Most American political reporters were not so attuned to Britain's politics that they recognized Kinnock's words. But Michael Dukakis' adviser John Sasso had seen the Kinnock tape. Without his boss's knowledge or consent, he prepared a video juxtaposing the two men's speeches and got it into the hands of Dowd at the Times, David Yepsen of the Des Moines Register, and NBC News. When the story broke on Sept. 12, Biden was gearing up to chair the Supreme Court nomination hearings for Robert Bork, Ronald Reagan's far-right nominee. Biden angrily denied having done anything wrong and urged the press to chase after the political rival who had sent out what came to be called the "attack video."

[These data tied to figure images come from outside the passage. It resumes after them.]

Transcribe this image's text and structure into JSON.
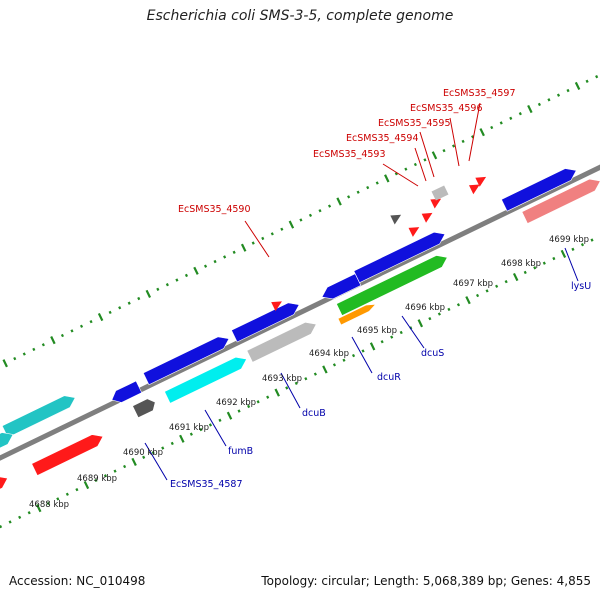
{
  "title": "Escherichia coli SMS-3-5, complete genome",
  "footer": {
    "accession": "Accession: NC_010498",
    "summary": "Topology: circular; Length: 5,068,389 bp; Genes: 4,855"
  },
  "colors": {
    "backbone": "#7f7f7f",
    "tick": "#228b22",
    "red_label": "#cc0000",
    "blue_label": "#0000aa",
    "feature_blue": "#1010dd",
    "feature_red": "#ff1a1a",
    "feature_cyan": "#00eeee",
    "feature_dark_cyan": "#22c4c4",
    "feature_gray": "#bbbbbb",
    "feature_dark_gray": "#555555",
    "feature_green": "#22bb22",
    "feature_orange": "#ff9900",
    "feature_pink": "#f08080"
  },
  "scale_labels": [
    "4688 kbp",
    "4689 kbp",
    "4690 kbp",
    "4691 kbp",
    "4692 kbp",
    "4693 kbp",
    "4694 kbp",
    "4695 kbp",
    "4696 kbp",
    "4697 kbp",
    "4698 kbp",
    "4699 kbp"
  ],
  "gene_labels": {
    "top": [
      "EcSMS35_4590",
      "EcSMS35_4593",
      "EcSMS35_4594",
      "EcSMS35_4595",
      "EcSMS35_4596",
      "EcSMS35_4597"
    ],
    "bottom": [
      "EcSMS35_4587",
      "fumB",
      "dcuB",
      "dcuR",
      "dcuS",
      "lysU"
    ]
  }
}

Unfortunately for Biden, more revelations of plagiarism followed, distracting him from the Bork hearings. Over the next days, it emerged that Biden had lifted significant portions of speeches from Robert Kennedy and Hubert Humphrey. From Kennedy, he took four long sentences in one case and two memorable sentences in another. (In one account, Biden said that Pat Caddell had inserted them in his speech without Biden's knowledge; in another account, the failure to credit RFK was chalked up to the hasty cutting and pasting that went into the speech.) From Humphrey, the hot passage was a particularly affecting appeal for government to help the neediest. Yet another uncited borrowing came from John F. Kennedy.

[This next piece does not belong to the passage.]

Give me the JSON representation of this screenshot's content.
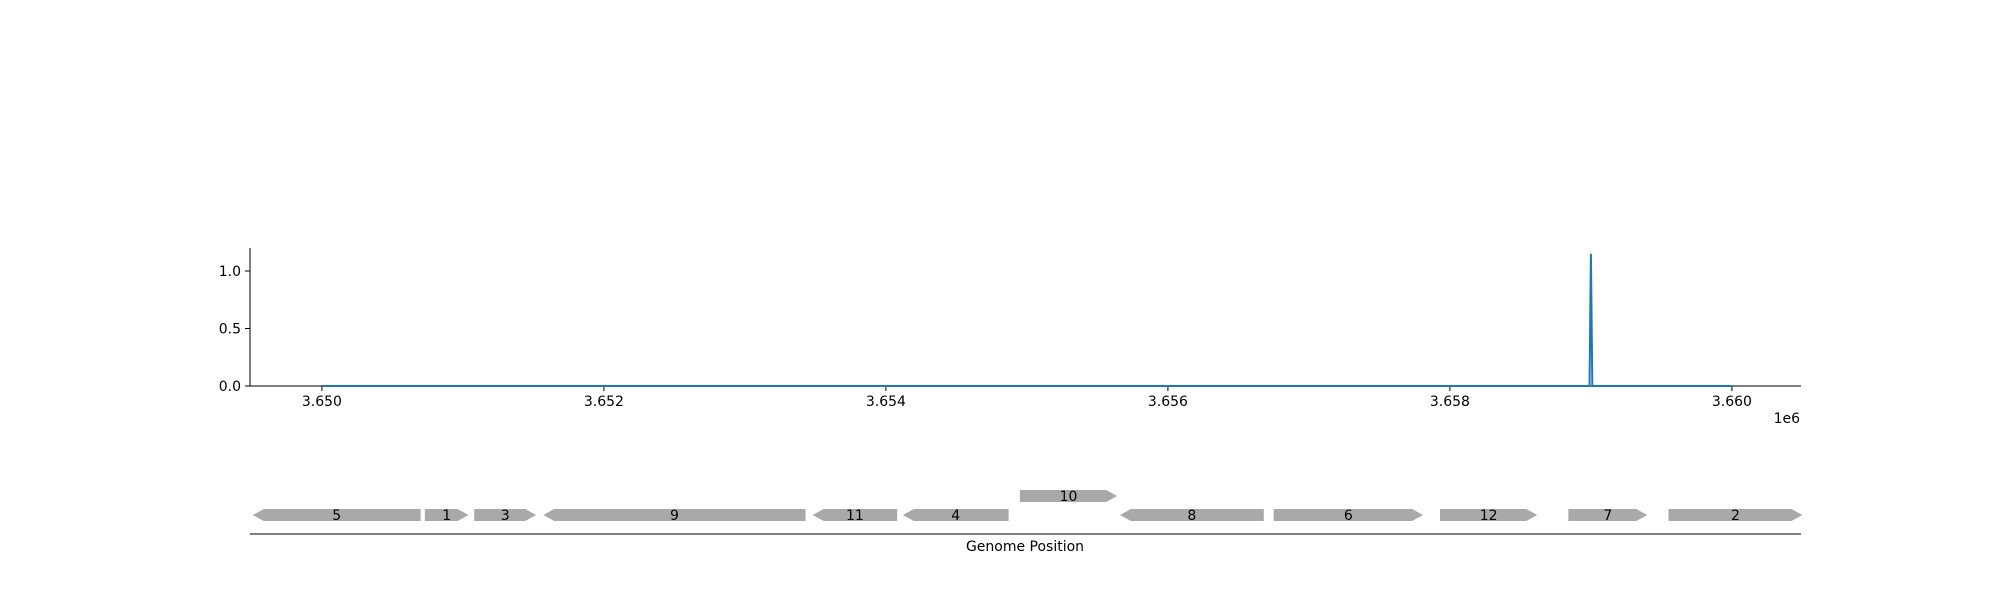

If that wasn't bad enough, Biden admitted the next day that while in law school he had received an F for a course because he had plagiarized five pages from a published article in a term paper that he submitted. He admitted as well that he had falsely stated that British Labor official Denis Healey had given him the Kinnock tape. (Healey had denied the claim.) And Biden conceded that he had exaggerated in another matter by stating in a speech some years earlier that he had joined sit-ins to desegregate restaurants and movie theaters, and was thus actively involved in the civil rights movement. He protested, his press secretary clarified, "to desegregate one restaurant and one movie theater." The latter two of these fibs were small potatoes by any reckoning, but in the context of other acts of dishonesty, they helped to form a bigger picture.

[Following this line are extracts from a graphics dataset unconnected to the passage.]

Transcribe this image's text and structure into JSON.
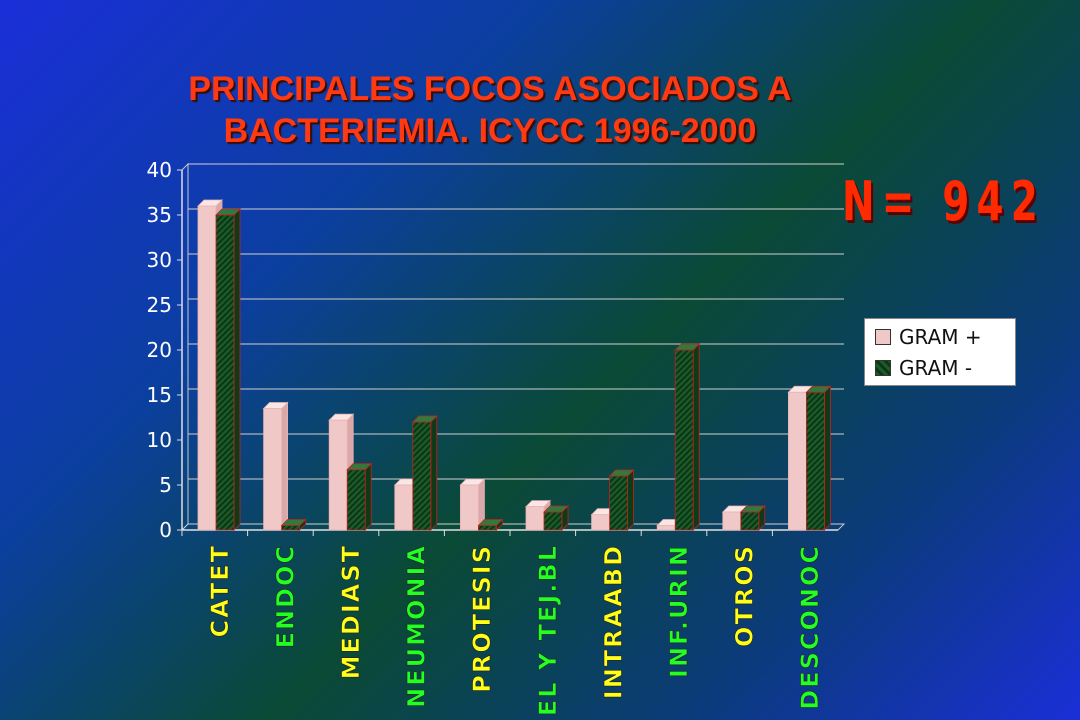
{
  "title_lines": [
    "PRINCIPALES FOCOS ASOCIADOS A",
    "BACTERIEMIA. ICYCC 1996-2000"
  ],
  "n_label": "N= 942",
  "colors": {
    "gram_pos": "#f0c8c8",
    "gram_neg": "#1d5a2a",
    "title": "#ff3a12",
    "n_label": "#ff2a00",
    "category_yellow": "#ffff1a",
    "category_green": "#22ff22"
  },
  "chart_data": {
    "type": "bar",
    "categories": [
      "CATET",
      "ENDOC",
      "MEDIAST",
      "NEUMONIA",
      "PROTESIS",
      "PIEL Y TEJ.BL",
      "INTRAABD",
      "INF.URIN",
      "OTROS",
      "DESCONOC"
    ],
    "category_colors": [
      "yellow",
      "green",
      "yellow",
      "green",
      "yellow",
      "green",
      "yellow",
      "green",
      "yellow",
      "green"
    ],
    "series": [
      {
        "name": "GRAM +",
        "values": [
          36,
          13.5,
          12.2,
          5,
          5,
          2.6,
          1.7,
          0.5,
          2,
          15.3
        ]
      },
      {
        "name": "GRAM -",
        "values": [
          35,
          0.5,
          6.7,
          12,
          0.5,
          2,
          6,
          20,
          2,
          15.3
        ]
      }
    ],
    "ylim": [
      0,
      40
    ],
    "yticks": [
      0,
      5,
      10,
      15,
      20,
      25,
      30,
      35,
      40
    ],
    "grid": true,
    "legend_position": "right"
  }
}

For all these disclosures, Biden remained unbowed. "I'm in the race to stay, I'm in the race to win, and here I come," he declared. That meant, of course, that his days were numbered. Newsweek soon reported on a C-SPAN videotape from the previous April that showed Biden berating a heckler at a campaign stop. While lashing out at the audience member, Biden defended his academic credentials by inflating them, in a fashion that was notably unbecoming and petty for a presidential candidate.

"I think I probably have a much higher IQ than you do, I suspect," Biden sniped at the voter. "I went to law school on a full academic scholarship." That claim was false, as was another claim, made in the same rant, that he graduated in the top half of his law-school class. Biden wrongly stated, too, that he had earned three undergraduate degrees, when in fact he had earned one—a double major in history and political science. Another round of press inquiries followed, and Biden finally withdrew from the race on Sept. 23.
The sheer number and extent of Biden's fibs, distortions, and plagiarisms struck many observers at the time as worrisome, to say the least. While a media feeding frenzy (a term popularized in the 1988 campaign) always creates an unseemly air of hysteria, Biden deserved the scrutiny he received. Quitting the race was the right thing to do.

Twenty-one years on, how much should Biden's past behavior matter? In and of itself, the plagiarism episode shouldn't automatically disqualify Biden from regaining favor and credibility, especially if in the intervening two decades he's not done more of the same, as seems to be the case. But no one has looked into it. The press should give his record since 1988 a thorough vetting. It's worth knowing whether the odds-on favorite to be our next vice president has truly reformed himself of behavior that can often be the mark of a deeply troubled soul.